Niemieckie media piszą o bohaterstwie polskiego kierowcy. Kiedy jego pojazd stanął w płomieniach, wyjechał nim z najdłuższego tunelu Niemiec i zapobiegł tragedii. 41-latkowi nic się nie stało, ale spłonęły przewożone przez niego na lawecie samochody. Straty zostały oszacowane na 250 tys. euro.
Do tego zdarzenia doszło w czwartek wieczorem. 41-letni Polak przejeżdżał długim na 8 km tunelem Rennsteig na autostradzie A71 w pobliżu miejscowości Suhl w Turyngii. Rennsteign jest najdłuższym tunelem drogowym w Niemczech.
W pewnym momencie kierowca zobaczył, że zapaliła się jedna z opon jego przyczepy. Polak zatrzymał się i próbował ją ugasić.
Kiedy zorientował się, że sam sobie nie poradzi, nacisnął zamontowany na ścianie guzik alarmowy, ale na tym nie koniec - wsiadł za kierownicę swojego pojazdu i zaczął jechać w kierunku wyjazdu.
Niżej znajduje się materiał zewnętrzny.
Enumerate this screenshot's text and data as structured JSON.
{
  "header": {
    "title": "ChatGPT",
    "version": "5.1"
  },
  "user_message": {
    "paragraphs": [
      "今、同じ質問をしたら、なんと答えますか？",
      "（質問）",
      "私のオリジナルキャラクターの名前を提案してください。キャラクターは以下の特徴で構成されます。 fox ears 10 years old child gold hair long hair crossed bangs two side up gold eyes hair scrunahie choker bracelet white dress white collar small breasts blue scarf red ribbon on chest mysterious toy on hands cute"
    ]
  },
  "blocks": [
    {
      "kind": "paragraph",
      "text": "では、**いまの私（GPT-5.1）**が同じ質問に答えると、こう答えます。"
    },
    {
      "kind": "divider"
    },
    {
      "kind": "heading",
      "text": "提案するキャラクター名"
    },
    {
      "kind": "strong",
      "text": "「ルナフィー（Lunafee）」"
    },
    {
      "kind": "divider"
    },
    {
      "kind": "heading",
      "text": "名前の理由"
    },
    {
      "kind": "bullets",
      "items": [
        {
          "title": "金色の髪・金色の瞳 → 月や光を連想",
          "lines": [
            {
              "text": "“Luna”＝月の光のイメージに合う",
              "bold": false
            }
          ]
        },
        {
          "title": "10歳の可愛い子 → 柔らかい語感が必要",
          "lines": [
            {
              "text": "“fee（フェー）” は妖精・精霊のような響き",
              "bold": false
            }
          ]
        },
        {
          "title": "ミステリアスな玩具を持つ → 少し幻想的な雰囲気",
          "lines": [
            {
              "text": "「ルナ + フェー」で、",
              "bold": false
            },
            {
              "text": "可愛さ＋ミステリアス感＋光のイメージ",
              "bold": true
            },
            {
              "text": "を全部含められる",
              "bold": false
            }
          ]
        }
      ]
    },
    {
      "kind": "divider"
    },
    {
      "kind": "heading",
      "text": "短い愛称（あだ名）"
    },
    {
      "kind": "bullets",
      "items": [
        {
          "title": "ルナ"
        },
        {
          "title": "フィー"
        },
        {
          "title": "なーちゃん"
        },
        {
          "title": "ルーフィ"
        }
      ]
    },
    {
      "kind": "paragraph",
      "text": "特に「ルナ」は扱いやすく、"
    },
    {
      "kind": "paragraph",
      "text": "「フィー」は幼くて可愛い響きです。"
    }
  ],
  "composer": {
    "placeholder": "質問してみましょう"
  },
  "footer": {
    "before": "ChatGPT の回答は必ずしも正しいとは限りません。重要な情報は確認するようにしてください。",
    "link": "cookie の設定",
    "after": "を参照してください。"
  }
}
Miał przed sobą jeszcze 6 km.
Kiedy tak jechał, ogień rozprzestrzenił się, z czasem płomienie objęły całą naczepę.
W ostatniej sekundzie Polak wyprowadził samochód z tunelu.
Kiedy był już na zewnątrz, szybko opuścił kabinę. Na szczęście, nic mu się nie stało.
Gaszeniem ognia zajęła się już straż pożarna tunelu. Przejazd nim był przez kilka godzin zablokowany.
Jak podaje niemiecka prasa, całkowicie spłonęło 6 z 9 nowiutkich aut, przewożonych przez Polaka na lawecie. Straty zostały oszacowane na 250 tysięcy euro.
Media podkreślają jednocześnie, że dzięki stalowym nerwom kierowcy z Polski nie doszło w tunelu do tragedii.